Nach diesen Maßstäben liegt im Streitfall keine personelle Verflechtung vor. Im Streitfall scheiterte die Annahme einer personellen Verflechtung bereits daran, dass die A-Holding in den Streitjahren nicht in der Lage war, ihren Willen in der Steuerpflichtigen durchzusetzen. Denn die aus gesellschaftsrechtlicher Sicht mehrheitlich an der Steuerpflichtigen beteiligte A-Holding konnte nach Maßgabe der im Streitfall getroffenen Regelungen im Emissionsprospekt, in den Treuhandverträgen und im Gesellschaftsvertrag der Steuerpflichtigen in den wesentlichen Fragen, insbesondere in Bezug auf den hinsichtlich der wesentlichen Betriebsgrundlage "Grundstück" bestehenden Nutzungsüberlassungsvertrag, bei der Steuerpflichtigen als Besitzunternehmen nicht ihren Willen durchsetzen. Insbesondere die Kündigung von Gebäude- und Grundstücksmietverträgen war nach dem Gesellschaftsvertrag mit einfacher Mehrheit der in der Gesellschafterversammlung anwesenden und/oder vertretenen Stimmen zustimmungspflichtig. Dabei konnte die A-Holding jedoch nach dem Gesellschaftsvertrag über keine eigene Stimmenmehrheit verfügen, sondern allenfalls gemeinsam mit den Stimmen der Treugeber.

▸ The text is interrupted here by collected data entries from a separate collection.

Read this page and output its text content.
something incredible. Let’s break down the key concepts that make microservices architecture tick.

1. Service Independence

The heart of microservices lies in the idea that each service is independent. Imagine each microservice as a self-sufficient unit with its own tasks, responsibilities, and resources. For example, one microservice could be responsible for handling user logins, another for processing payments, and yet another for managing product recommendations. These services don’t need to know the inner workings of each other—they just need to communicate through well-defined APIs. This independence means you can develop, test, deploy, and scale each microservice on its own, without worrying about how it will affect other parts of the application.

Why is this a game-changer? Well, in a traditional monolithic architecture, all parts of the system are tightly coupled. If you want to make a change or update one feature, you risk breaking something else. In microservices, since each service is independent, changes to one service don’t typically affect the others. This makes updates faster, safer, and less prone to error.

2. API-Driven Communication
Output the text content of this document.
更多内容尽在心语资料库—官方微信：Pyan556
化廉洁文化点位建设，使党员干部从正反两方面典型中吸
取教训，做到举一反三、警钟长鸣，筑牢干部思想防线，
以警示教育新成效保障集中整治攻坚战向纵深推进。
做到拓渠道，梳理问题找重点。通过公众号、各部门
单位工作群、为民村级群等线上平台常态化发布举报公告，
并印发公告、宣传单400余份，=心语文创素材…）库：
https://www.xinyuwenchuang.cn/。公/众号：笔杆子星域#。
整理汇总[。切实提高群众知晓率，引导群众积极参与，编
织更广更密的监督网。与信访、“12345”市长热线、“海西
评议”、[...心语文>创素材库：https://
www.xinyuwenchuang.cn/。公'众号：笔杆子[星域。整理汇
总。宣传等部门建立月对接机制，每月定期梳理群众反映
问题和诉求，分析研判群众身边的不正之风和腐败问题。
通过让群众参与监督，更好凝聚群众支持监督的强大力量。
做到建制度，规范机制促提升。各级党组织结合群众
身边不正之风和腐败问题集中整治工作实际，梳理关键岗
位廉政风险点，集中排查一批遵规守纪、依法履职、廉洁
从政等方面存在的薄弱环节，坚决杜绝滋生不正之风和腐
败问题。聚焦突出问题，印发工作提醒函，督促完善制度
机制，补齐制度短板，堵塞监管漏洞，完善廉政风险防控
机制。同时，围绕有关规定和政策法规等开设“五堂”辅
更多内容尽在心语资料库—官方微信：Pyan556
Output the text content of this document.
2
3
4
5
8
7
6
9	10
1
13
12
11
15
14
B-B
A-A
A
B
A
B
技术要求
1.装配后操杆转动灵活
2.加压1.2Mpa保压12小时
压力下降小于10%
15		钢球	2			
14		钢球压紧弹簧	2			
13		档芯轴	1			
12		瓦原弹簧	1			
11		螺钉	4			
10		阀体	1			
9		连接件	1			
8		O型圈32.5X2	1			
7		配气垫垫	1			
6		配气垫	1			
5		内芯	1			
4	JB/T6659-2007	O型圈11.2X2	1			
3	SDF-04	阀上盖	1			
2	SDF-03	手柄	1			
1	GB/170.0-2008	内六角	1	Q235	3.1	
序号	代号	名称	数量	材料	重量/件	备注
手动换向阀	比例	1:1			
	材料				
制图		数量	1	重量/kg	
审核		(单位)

Selbst wenn bzw. soweit die A-Holding die zur eigenen Teilnahme an der Gesellschafterversammlung berechtigten Treugeber dort vertreten hätte, hätte sie deren Weisungen zur Stimmrechtsausübung folgen müssen. Deshalb hätte der Mietvertrag mit der M-KG als rechtliche Grundlage des die sachliche Verflechtung begründenden Nutzungsverhältnisses auch gegen den Willen der A-Holding aufgelöst werden können.

Weil im Streitfall eine Betriebsaufspaltung zu verneinen war, lagen die Voraussetzungen der erweiterten Kürzung vor, weshalb die angefochtenen Gewerbesteuermessbescheide zu ändern waren.